After a strong start, the U.S. men’s hockey team was disappointingly eliminated from the world championship over the weekend. Again.
The U.S. team, stocked with many N.H.L. players, had breezed through pool play in Finland with a 7-0 record, then beat the Czech Republic in the quarterfinal. That put the Americans into a semifinal against Germany, a team with players primarily from German League teams like Eisbären Berlin (the Berlin Polar Bears) and Kölner Haie (the Cologne Sharks).
The United States has failed to win a stand-alone world championship since 1933. It hasn’t even made a final since 1950. A victory over Germany on Saturday would have changed that. The United States lost, 4-3, in overtime.
The annual world championship is a curious event. It is an important international tournament, not far below the Olympics in prestige, at least among hockey devotees. But because it coincides with the N.H.L. playoffs, many nations are unable to play some of their best players.
Instead, players are hastily recruited from teams that did not make the playoffs or were knocked out quickly. While some of the players are N.H.L. journeymen, strong players like Tyler Toffoli of Canada (73 points for the Calgary Flames this season) suit up, too. And just about every superstar — Sidney Crosby, Alex Ovechkin, Connor McDavid — has played in the event.
Still, the tournament often gets overlooked by fans more intent on following the Stanley Cup playoffs.
Players who win a Stanley Cup, an Olympic gold medal and a world championship belong to what’s known as the Triple Gold Club — a feat achieved by Peter Forsberg of Sweden, Viacheslav Fetisov of Russia, Crosby of Canada, and Jaromir Jagr of the Czech Republic, among others. But no Americans.
Because most of the international teams are missing superstar players, everyone is equally disadvantaged and the best hockey countries tend to win. Besides this year’s winner, Canada, the other champions in this century have been Finland, Sweden, Russia, Czech Republic and Slovakia. But not the United States.

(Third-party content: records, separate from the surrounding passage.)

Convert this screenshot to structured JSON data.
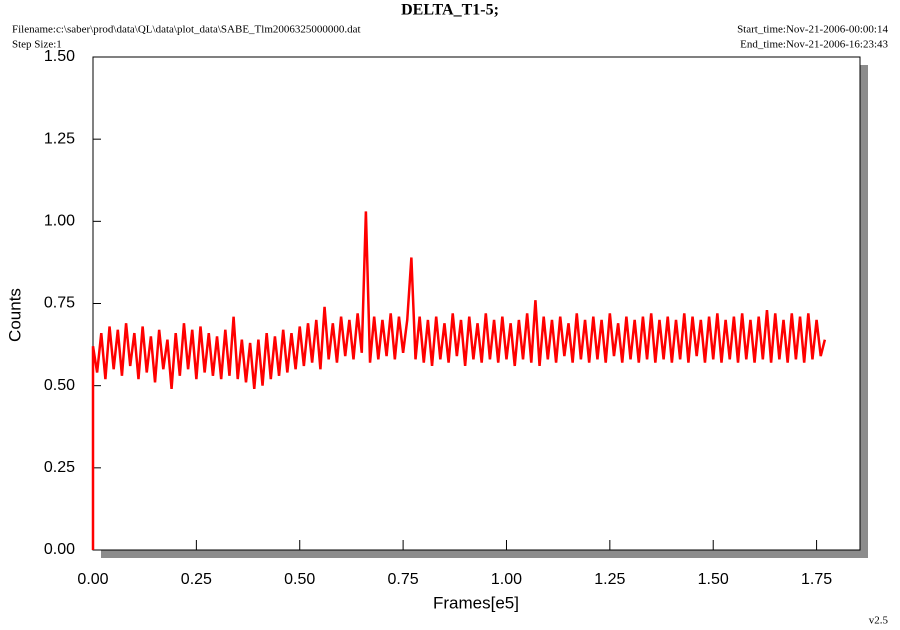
{
  "chart_data": {
    "type": "line",
    "title": "DELTA_T1-5;",
    "filename": "Filename:c:\\saber\\prod\\data\\QL\\data\\plot_data\\SABE_Tlm2006325000000.dat",
    "step_size": "Step Size:1",
    "start_time": "Start_time:Nov-21-2006-00:00:14",
    "end_time": "End_time:Nov-21-2006-16:23:43",
    "version": "v2.5",
    "x_label": "Frames[e5]",
    "y_label": "Counts",
    "xlim": [
      0,
      1.855
    ],
    "ylim": [
      0,
      1.5
    ],
    "xticks": [
      {
        "value": 0,
        "label": "0.00"
      },
      {
        "value": 0.25,
        "label": "0.25"
      },
      {
        "value": 0.5,
        "label": "0.50"
      },
      {
        "value": 0.75,
        "label": "0.75"
      },
      {
        "value": 1,
        "label": "1.00"
      },
      {
        "value": 1.25,
        "label": "1.25"
      },
      {
        "value": 1.5,
        "label": "1.50"
      },
      {
        "value": 1.75,
        "label": "1.75"
      }
    ],
    "yticks": [
      {
        "value": 0,
        "label": "0.00"
      },
      {
        "value": 0.25,
        "label": "0.25"
      },
      {
        "value": 0.5,
        "label": "0.50"
      },
      {
        "value": 0.75,
        "label": "0.75"
      },
      {
        "value": 1,
        "label": "1.00"
      },
      {
        "value": 1.25,
        "label": "1.25"
      },
      {
        "value": 1.5,
        "label": "1.50"
      }
    ],
    "x": [
      0,
      0.0,
      0.01,
      0.02,
      0.03,
      0.04,
      0.05,
      0.06,
      0.07,
      0.08,
      0.09,
      0.1,
      0.11,
      0.12,
      0.13,
      0.14,
      0.15,
      0.16,
      0.17,
      0.18,
      0.19,
      0.2,
      0.21,
      0.22,
      0.23,
      0.24,
      0.25,
      0.26,
      0.27,
      0.28,
      0.29,
      0.3,
      0.31,
      0.32,
      0.33,
      0.34,
      0.35,
      0.36,
      0.37,
      0.38,
      0.39,
      0.4,
      0.41,
      0.42,
      0.43,
      0.44,
      0.45,
      0.46,
      0.47,
      0.48,
      0.49,
      0.5,
      0.51,
      0.52,
      0.53,
      0.54,
      0.55,
      0.56,
      0.57,
      0.58,
      0.59,
      0.6,
      0.61,
      0.62,
      0.63,
      0.64,
      0.65,
      0.66,
      0.67,
      0.68,
      0.69,
      0.7,
      0.71,
      0.72,
      0.73,
      0.74,
      0.75,
      0.76,
      0.77,
      0.78,
      0.79,
      0.8,
      0.81,
      0.82,
      0.83,
      0.84,
      0.85,
      0.86,
      0.87,
      0.88,
      0.89,
      0.9,
      0.91,
      0.92,
      0.93,
      0.94,
      0.95,
      0.96,
      0.97,
      0.98,
      0.99,
      1.0,
      1.01,
      1.02,
      1.03,
      1.04,
      1.05,
      1.06,
      1.07,
      1.08,
      1.09,
      1.1,
      1.11,
      1.12,
      1.13,
      1.14,
      1.15,
      1.16,
      1.17,
      1.18,
      1.19,
      1.2,
      1.21,
      1.22,
      1.23,
      1.24,
      1.25,
      1.26,
      1.27,
      1.28,
      1.29,
      1.3,
      1.31,
      1.32,
      1.33,
      1.34,
      1.35,
      1.36,
      1.37,
      1.38,
      1.39,
      1.4,
      1.41,
      1.42,
      1.43,
      1.44,
      1.45,
      1.46,
      1.47,
      1.48,
      1.49,
      1.5,
      1.51,
      1.52,
      1.53,
      1.54,
      1.55,
      1.56,
      1.57,
      1.58,
      1.59,
      1.6,
      1.61,
      1.62,
      1.63,
      1.64,
      1.65,
      1.66,
      1.67,
      1.68,
      1.69,
      1.7,
      1.71,
      1.72,
      1.73,
      1.74,
      1.75,
      1.76,
      1.77
    ],
    "series": [
      {
        "color": "#ff0000",
        "values": [
          0,
          0.62,
          0.54,
          0.66,
          0.52,
          0.68,
          0.55,
          0.67,
          0.53,
          0.69,
          0.56,
          0.66,
          0.52,
          0.68,
          0.54,
          0.65,
          0.51,
          0.67,
          0.55,
          0.64,
          0.49,
          0.66,
          0.53,
          0.69,
          0.55,
          0.67,
          0.52,
          0.68,
          0.54,
          0.66,
          0.53,
          0.65,
          0.52,
          0.67,
          0.53,
          0.71,
          0.52,
          0.64,
          0.51,
          0.63,
          0.49,
          0.64,
          0.5,
          0.66,
          0.52,
          0.65,
          0.53,
          0.67,
          0.54,
          0.66,
          0.55,
          0.68,
          0.56,
          0.69,
          0.57,
          0.7,
          0.55,
          0.74,
          0.58,
          0.69,
          0.57,
          0.71,
          0.59,
          0.7,
          0.58,
          0.72,
          0.6,
          1.03,
          0.57,
          0.71,
          0.58,
          0.7,
          0.59,
          0.72,
          0.58,
          0.71,
          0.6,
          0.7,
          0.89,
          0.58,
          0.71,
          0.57,
          0.7,
          0.56,
          0.71,
          0.58,
          0.69,
          0.57,
          0.72,
          0.59,
          0.7,
          0.56,
          0.71,
          0.58,
          0.69,
          0.57,
          0.72,
          0.58,
          0.7,
          0.57,
          0.71,
          0.58,
          0.69,
          0.56,
          0.7,
          0.58,
          0.72,
          0.57,
          0.76,
          0.56,
          0.71,
          0.58,
          0.7,
          0.57,
          0.71,
          0.59,
          0.69,
          0.57,
          0.72,
          0.58,
          0.7,
          0.57,
          0.71,
          0.58,
          0.7,
          0.57,
          0.72,
          0.59,
          0.69,
          0.57,
          0.71,
          0.58,
          0.7,
          0.57,
          0.71,
          0.58,
          0.72,
          0.57,
          0.7,
          0.58,
          0.71,
          0.57,
          0.7,
          0.58,
          0.72,
          0.57,
          0.71,
          0.59,
          0.7,
          0.57,
          0.71,
          0.58,
          0.72,
          0.57,
          0.7,
          0.58,
          0.71,
          0.57,
          0.72,
          0.58,
          0.7,
          0.57,
          0.71,
          0.58,
          0.73,
          0.57,
          0.72,
          0.58,
          0.7,
          0.57,
          0.72,
          0.58,
          0.71,
          0.57,
          0.72,
          0.58,
          0.7,
          0.59,
          0.64
        ]
      }
    ]
  }
}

Technically, the United States won a “world championship” in 1960. But it was at the Olympics, which was considered a world championship at the time. (That rule changed before the “Miracle on Ice” Olympic victory of 1980.) But even if you credit one or both of those wins, it has been a long time since U.S. men won gold.
The United States led its semifinal this year 3-2, when Germany scored with 1 minute 23 seconds left after pulling its goalie. Germany then won in overtime on a goal by Frederik Tiffels of EHC Red Bull München.
Rocco Grimaldi, a player for the Rockford IceHogs of the American Hockey League, led the tournament with seven goals and seven assists for 14 points for the United States. The American team also included three Olympians — Drew Commesso, also of the IceHogs; Sean Farrell of the Montreal Canadiens; and Nick Perbix of the Tampa Bay Lightning — along with Alex Tuch of the Buffalo Sabres and goalie Casey DeSmith of the Pittsburgh Penguins. They lost out on a bronze medal as well, after a 4-3 loss to Latvia on Sunday.
(While U.S. hockey fans may not have tuned in, Latvian ones certainly did. A national holiday was declared after the country’s unexpected medal, its first.)
It has been a long time since 1933. For the tournament that year, just the third stand-alone world championship, the United States sent a team of collegians, called the Boston Olympic Club, to Prague. The club beat Canada, represented by the Toronto Nationals, 2-1, in the final.
“World Title to U.S. Six,” was the New York Times headline over a two-paragraph article about the game. The player who scored the winning goal, John B. Garrison, declined to play in the N.H.L. after playing for Harvard but made the U.S. Hockey Hall of Fame for his amateur exploits. The goalie on the team was Gerry Cosby, who went on to found the sporting goods company that bears his name.
At the time, the tournament was strictly amateur, leading to a period in the ’60s and ’70s when it was dominated by the mighty “amateur” Soviet team. N.H.L. players were admitted in the 1970s, leading to the current system in which players from teams not advancing in the playoffs make up most of the rosters.
That still has not helped the Americans, who have won seven bronzes since that silver in 1950.
Because of the lack of many top players, fans often consider the World Cup of Hockey and its predecessor, the Canada Cup, to be more prestigious because they have regularly featured the best players in the world. The United States won the World Cup once, in 1996. It has not been held since 2016, though there are hopes to revive it in a few years.
And the U.S. women, who dominate the world game alongside Canada, have a strong record at the worlds, winning 10 titles in the 22 years of the event.
But when it comes to the men’s world championships, the United States seems destined to keep coming up short.